Intelligent Light’s FieldView can scale on HPC hardware. Therefore, the software speeds up significantly in loading, displaying and processing CFD result files when running on HPC (as opposed to desktop workstations). Though the company is not a hardware provider, its experts often provide counsel on the best way to set up the HPC for the best outcome.
“Just throwing cores against the problem doesn’t solve it. We usually work with F1 teams to advise them on how to configure their nodes so they have nodes that are suitable for solving and nodes suitable for post-processing,” explains Legensky. “F1 teams want to run multiple jobs at the same time. So we help them configure their systems with what we call Fat Nodes—systems with just a few sockets, about 16 processing cores, NVIDIA GPUs (graphics processing units) and half a terabyte of RAM. For post-processing, RAM makes a difference.”
RAM capacity ensures that the CFD result files—a combination of numeric outputs and interactive graphic depictions of airflow fields—can be loaded onto the system without any hiccups.

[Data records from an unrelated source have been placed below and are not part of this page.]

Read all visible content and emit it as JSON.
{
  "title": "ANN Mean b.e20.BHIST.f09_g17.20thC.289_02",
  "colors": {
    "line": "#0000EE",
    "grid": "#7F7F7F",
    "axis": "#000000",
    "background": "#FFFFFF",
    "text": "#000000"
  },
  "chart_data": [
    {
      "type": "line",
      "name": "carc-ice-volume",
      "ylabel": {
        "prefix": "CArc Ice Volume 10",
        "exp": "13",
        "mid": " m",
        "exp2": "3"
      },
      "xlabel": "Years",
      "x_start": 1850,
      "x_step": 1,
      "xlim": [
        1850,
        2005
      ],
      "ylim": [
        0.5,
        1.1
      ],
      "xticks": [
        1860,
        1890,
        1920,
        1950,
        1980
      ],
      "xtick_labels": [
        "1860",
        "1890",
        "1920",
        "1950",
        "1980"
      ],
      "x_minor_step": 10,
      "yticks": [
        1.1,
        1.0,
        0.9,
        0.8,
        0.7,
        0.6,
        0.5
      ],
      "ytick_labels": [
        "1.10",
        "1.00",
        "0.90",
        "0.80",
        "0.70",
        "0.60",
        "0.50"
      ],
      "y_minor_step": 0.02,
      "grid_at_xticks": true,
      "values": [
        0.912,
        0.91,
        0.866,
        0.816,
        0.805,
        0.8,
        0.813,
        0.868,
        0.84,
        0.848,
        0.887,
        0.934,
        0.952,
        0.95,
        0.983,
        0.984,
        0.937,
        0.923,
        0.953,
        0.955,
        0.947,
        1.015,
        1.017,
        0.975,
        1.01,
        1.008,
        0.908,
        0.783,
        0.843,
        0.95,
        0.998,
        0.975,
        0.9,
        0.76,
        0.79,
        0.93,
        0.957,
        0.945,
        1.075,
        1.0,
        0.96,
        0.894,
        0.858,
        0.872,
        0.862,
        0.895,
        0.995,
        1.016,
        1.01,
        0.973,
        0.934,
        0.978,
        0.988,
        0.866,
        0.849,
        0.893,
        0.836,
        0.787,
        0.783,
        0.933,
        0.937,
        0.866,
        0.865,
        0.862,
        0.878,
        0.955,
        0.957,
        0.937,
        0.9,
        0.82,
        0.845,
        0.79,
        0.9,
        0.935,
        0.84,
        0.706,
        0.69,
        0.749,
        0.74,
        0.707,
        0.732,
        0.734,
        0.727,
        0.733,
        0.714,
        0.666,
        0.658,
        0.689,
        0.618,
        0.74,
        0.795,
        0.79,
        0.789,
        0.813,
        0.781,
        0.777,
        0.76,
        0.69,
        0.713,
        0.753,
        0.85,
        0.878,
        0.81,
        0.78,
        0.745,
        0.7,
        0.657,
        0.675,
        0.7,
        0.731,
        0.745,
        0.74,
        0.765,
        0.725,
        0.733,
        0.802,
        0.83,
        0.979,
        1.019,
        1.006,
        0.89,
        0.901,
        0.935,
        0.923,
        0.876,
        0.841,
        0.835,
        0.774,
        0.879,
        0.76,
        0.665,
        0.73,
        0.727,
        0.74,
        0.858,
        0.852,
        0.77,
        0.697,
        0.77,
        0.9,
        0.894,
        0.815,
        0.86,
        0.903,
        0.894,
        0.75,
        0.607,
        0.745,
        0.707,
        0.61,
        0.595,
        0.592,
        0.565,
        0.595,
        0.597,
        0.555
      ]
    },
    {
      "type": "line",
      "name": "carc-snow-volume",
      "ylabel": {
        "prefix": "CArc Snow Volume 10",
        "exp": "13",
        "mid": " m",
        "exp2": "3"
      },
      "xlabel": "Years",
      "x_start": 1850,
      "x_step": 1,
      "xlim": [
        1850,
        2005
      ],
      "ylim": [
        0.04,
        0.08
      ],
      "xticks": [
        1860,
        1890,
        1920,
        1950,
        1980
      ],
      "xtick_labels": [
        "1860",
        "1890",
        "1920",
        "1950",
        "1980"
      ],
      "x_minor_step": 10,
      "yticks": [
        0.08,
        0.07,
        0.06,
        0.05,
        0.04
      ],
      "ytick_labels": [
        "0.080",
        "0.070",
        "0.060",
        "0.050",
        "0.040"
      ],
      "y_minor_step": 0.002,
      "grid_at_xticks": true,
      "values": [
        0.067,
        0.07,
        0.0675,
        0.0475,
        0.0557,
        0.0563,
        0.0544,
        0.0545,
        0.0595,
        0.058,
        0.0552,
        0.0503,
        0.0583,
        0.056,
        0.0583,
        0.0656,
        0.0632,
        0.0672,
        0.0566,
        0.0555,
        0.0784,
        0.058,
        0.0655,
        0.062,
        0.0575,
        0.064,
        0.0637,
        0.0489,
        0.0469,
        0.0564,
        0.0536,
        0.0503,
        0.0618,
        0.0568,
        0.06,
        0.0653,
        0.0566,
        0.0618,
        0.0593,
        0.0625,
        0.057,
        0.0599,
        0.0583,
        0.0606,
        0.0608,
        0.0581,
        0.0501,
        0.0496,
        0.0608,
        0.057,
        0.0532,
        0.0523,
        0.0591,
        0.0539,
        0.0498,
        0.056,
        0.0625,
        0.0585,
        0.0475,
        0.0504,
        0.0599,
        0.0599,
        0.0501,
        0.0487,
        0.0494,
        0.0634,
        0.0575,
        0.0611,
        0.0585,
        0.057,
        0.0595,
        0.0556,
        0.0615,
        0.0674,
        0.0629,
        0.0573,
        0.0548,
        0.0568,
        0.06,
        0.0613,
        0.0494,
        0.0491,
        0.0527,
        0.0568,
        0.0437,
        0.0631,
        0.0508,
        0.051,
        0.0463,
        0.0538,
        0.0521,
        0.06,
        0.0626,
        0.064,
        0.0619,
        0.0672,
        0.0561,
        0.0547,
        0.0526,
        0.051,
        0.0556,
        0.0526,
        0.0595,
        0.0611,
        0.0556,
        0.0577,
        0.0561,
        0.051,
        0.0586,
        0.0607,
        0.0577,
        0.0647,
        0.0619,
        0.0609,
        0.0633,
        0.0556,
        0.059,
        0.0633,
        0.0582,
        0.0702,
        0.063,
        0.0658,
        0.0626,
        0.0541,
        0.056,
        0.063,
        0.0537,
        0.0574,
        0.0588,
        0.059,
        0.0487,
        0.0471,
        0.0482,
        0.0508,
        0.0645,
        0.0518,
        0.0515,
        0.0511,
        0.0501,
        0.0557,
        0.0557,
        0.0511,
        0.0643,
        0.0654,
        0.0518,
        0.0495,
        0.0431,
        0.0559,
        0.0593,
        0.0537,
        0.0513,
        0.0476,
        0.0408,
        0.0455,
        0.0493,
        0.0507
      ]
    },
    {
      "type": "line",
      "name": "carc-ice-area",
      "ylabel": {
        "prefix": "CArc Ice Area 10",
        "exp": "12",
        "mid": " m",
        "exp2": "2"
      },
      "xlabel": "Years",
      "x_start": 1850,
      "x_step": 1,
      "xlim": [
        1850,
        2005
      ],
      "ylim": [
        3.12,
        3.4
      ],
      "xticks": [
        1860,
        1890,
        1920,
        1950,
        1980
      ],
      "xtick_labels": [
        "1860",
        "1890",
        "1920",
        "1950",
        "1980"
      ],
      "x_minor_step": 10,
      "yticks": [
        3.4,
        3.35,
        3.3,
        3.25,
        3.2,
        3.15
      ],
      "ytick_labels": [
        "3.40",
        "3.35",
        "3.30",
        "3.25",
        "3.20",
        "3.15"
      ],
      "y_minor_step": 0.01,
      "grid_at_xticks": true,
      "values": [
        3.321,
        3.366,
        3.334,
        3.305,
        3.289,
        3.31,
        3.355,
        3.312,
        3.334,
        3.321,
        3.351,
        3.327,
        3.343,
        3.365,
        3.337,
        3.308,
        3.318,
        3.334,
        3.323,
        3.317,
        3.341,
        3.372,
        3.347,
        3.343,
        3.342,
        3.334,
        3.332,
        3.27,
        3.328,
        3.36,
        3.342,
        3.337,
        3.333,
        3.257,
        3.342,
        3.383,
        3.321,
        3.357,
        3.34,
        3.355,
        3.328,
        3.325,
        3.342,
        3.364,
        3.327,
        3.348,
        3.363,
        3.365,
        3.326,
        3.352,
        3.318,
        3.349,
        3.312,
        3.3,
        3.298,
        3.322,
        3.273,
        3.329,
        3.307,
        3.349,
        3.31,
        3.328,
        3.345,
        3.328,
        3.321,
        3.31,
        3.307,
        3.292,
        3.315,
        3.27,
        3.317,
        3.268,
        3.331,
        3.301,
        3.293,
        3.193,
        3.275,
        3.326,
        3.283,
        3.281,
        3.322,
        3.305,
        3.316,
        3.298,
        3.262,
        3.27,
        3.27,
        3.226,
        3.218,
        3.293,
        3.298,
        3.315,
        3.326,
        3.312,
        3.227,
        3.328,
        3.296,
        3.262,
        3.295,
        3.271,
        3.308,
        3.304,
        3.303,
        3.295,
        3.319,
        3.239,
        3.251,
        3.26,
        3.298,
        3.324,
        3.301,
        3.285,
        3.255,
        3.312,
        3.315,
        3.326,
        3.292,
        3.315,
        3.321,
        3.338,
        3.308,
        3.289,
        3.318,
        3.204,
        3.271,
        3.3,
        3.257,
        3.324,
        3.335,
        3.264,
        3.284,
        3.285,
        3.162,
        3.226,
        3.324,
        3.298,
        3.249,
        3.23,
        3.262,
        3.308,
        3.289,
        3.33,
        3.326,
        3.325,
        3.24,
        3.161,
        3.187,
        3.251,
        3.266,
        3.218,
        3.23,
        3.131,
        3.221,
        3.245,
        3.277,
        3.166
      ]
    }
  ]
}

Recently, many on-demand HPC vendors have sprung up, from the ubiquitous Amazon Web Services (AWS) to specialty vendors like Rescale. Therefore, engineering firms that do not want to invest in on-premise servers and HPC clusters have the option to run their CFD jobs on outside vendors’ hardware in the pay-per-usage model. But for some F1 teams, this approach raises concerns about data security.
“If we use an outside vendor, we have to make sure the data created is accessible to us and by us only,” says Didier. “We have to make sure nothing residual remains when the analysis run is over. There’s also an issue with the retrieval of the data. Usually, when the simulation is running, we want to see it live, right away. Outsourced jobs can take some time. Interactive review of the data isn’t always as smooth as doing it with on-premise hardware.”
Didier isn’t completely ruling out the option for on-demand hardware. He also sees the benefits of additional HPC. “Most of the time, we’re using [our on-premise cluster] to run simulation on the current model at full throttle, so we can’t run other simulations. I wish we had a second cluster to run unrestricted simulations,” he says.
FIA counts CFD studies on the current vehicle model against the allotted balance. However, teams may run CFD studies on older vehicle models without restriction. Although the insights derived from older models may not be as relevant as studies done with the most updated vehicle model, they may still yield valuable insights about the vehicle’s performance. Therefore, having a second cluster could give a team the option to run additional “unrestricted” CFD jobs. Didier says his team is considering a hybrid approach—a proprietary cluster augmented with on-demand computing—for the future.